Man dies in vacant house fire in downtown Moncton
Neighbour and fire chief believe victim was homeless
A 55-year-old man is dead and a vacant home has been badly damaged after an early morning fire on Gordon Street in downtown Moncton Thursday.
Platoon Chief Dennis Dollemont says it was shortly after 3 a.m when the call came in.
He describes the home as a 2½ storey single family dwelling that had no furniture inside.
Dollemont says the cause of the fire is unclear and the department is investigating along with Codiac RCMP.
In a news release, RCMP say an officer on patrol noticed smoke coming from the home on the corner of Gordon and Elm streets.
Police gained entry to the home but had to retreat because of the smoke.
Fire crews battled the flames coming from the attic.
RCMP say firefighters advised them at 4:20 a.m. that they had discovered the body of a man inside.
Police say an autopsy will be performed on Thursday. The identity of the victim has not been released.
Number of homeless in vacant buildings on rise
Josh Kindred, who lives next door to the building that burned, says he knew the man who died in the fire.

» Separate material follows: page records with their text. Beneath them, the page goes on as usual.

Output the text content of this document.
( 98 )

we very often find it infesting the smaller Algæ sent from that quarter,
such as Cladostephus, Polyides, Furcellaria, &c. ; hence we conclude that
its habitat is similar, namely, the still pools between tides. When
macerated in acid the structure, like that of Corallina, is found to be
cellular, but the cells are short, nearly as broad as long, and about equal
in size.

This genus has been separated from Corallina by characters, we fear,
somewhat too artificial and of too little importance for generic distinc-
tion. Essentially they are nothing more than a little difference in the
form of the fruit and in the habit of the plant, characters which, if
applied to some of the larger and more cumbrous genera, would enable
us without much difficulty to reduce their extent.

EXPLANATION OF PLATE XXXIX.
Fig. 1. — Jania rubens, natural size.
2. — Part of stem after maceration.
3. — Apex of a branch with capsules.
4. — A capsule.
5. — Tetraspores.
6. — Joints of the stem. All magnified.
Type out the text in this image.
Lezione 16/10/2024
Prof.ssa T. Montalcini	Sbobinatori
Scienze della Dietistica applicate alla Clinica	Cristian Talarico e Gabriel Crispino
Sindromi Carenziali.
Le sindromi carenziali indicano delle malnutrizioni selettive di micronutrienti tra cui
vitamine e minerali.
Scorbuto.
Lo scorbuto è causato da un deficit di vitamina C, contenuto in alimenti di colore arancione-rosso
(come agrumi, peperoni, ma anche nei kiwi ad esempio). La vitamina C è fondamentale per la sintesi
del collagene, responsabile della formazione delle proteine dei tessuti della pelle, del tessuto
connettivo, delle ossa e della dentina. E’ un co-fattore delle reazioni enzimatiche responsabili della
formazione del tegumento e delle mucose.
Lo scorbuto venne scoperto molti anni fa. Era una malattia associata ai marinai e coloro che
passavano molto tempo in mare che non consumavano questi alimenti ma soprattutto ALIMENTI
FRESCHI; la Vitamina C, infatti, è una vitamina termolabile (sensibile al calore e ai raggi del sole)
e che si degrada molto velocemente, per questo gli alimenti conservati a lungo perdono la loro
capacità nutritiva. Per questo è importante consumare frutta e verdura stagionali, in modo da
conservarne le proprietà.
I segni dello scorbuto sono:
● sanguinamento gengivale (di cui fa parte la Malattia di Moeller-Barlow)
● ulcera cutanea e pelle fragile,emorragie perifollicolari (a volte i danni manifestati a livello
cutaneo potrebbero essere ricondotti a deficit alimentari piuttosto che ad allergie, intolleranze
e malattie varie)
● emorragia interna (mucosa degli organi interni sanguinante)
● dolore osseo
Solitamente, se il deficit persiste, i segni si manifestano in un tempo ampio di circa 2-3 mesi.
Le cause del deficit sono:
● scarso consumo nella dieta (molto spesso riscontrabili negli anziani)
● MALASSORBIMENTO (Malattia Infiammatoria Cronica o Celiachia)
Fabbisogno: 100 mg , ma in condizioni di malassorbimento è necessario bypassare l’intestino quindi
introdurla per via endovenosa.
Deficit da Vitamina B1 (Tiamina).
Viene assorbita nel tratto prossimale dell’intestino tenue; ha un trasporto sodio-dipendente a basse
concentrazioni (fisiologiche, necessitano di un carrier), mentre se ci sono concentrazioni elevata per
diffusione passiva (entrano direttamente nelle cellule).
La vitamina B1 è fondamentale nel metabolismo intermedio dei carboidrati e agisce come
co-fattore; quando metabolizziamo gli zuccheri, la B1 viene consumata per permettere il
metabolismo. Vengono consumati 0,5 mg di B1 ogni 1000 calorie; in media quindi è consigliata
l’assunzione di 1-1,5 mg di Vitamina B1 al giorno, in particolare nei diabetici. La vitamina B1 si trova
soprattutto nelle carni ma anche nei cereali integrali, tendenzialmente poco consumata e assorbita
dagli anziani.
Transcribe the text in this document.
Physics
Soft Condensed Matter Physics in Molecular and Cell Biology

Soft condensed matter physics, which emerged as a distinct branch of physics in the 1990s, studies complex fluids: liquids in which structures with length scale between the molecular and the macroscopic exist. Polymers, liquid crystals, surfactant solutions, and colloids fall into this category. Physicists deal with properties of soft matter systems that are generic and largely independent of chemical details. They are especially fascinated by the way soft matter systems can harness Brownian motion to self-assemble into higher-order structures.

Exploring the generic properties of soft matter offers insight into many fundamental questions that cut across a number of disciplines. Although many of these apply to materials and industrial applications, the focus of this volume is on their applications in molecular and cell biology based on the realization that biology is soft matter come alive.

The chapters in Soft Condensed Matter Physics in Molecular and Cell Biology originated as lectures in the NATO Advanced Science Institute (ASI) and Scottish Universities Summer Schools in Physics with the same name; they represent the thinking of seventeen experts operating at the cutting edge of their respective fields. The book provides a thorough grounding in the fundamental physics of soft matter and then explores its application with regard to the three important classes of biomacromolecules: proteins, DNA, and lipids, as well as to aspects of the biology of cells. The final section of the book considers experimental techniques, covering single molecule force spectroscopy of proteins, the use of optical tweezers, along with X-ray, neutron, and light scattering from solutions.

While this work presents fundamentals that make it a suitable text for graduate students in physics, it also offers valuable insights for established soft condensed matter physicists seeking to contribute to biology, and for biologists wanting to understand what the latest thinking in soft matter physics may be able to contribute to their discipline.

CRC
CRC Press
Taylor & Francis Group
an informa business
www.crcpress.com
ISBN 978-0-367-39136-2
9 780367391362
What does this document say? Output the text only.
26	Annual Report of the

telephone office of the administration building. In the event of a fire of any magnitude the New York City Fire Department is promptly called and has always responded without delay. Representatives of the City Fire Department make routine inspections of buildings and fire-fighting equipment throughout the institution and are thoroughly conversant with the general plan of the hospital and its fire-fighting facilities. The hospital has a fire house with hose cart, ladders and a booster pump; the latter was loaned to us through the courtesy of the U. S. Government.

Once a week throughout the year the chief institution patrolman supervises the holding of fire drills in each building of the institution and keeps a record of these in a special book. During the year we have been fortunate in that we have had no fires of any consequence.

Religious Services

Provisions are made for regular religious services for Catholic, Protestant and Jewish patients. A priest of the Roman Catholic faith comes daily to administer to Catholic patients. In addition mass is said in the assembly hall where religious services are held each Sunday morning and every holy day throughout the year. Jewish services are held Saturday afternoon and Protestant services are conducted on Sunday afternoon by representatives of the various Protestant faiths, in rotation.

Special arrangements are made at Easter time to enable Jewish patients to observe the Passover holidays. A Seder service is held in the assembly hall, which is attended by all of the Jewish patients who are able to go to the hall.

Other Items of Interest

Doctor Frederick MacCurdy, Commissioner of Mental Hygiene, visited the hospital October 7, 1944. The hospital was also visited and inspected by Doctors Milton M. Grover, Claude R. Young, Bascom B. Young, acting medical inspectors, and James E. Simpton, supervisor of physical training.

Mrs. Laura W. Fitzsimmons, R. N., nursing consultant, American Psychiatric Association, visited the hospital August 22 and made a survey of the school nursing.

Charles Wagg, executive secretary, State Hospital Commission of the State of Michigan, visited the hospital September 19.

He says he was homeless.
"I started to come downstairs and get all dressed up to go out and video tape the fire and then when I got out there, that's when I realized that, 'Oh wait there are people in there.'"
"I saw him the other day, he was collecting bottles and digging through cans and stuff and I know that he has been sleeping in there all summer," Kindred said.
"Whether he was down and out, well, that was someone's loved one and there's hurting family out there, you know? It's just a sad sad thing."
Moncton Fire Chief Eric Arsenault says it was a difficult situation and firefighters weren't able to reach the man for 45 minutes because of the fire and the fact that the house was boarded up.
"They attempted both from the front and the rear of the building and they were unsuccessful," he said. "We did firefighting operations from the outside. Until we were able to get the majority of the fire knocked down."
Arsenault says the number of homeless people living in vacant buildings in Moncton is increasing and he is worried that as the weather gets colder, more fires will break out as people try to stay warm.
"Our main concern is that people, because of being homeless and needing shelter, will use these abandoned buildings," he said.
"They'll use dangerous methods to heat themselves. I don't know if that's the case in this one here. Our investigators are on scene here. First and foremost we're trying to find out where the fire started, then what actually caused it."
The fire department plans to put together a list of vacant buildings in the city with the aim of making sure they're boarded up properly, said Arsenault.
But he says it's the owners who really need to ensure their buildings are secured to help prevent another tragedy.
Kindred also believes there are too many homeless people living in abandoned buildings in Moncton and too many people like him who are living in unsafe or substandard apartments in the downtown.
The Greater Moncton Homelessness Steering Committee says 720 people in Greater Moncton were homeless in 2012. That is the number of people who stayed in shelters, but experts say the true number is even higher.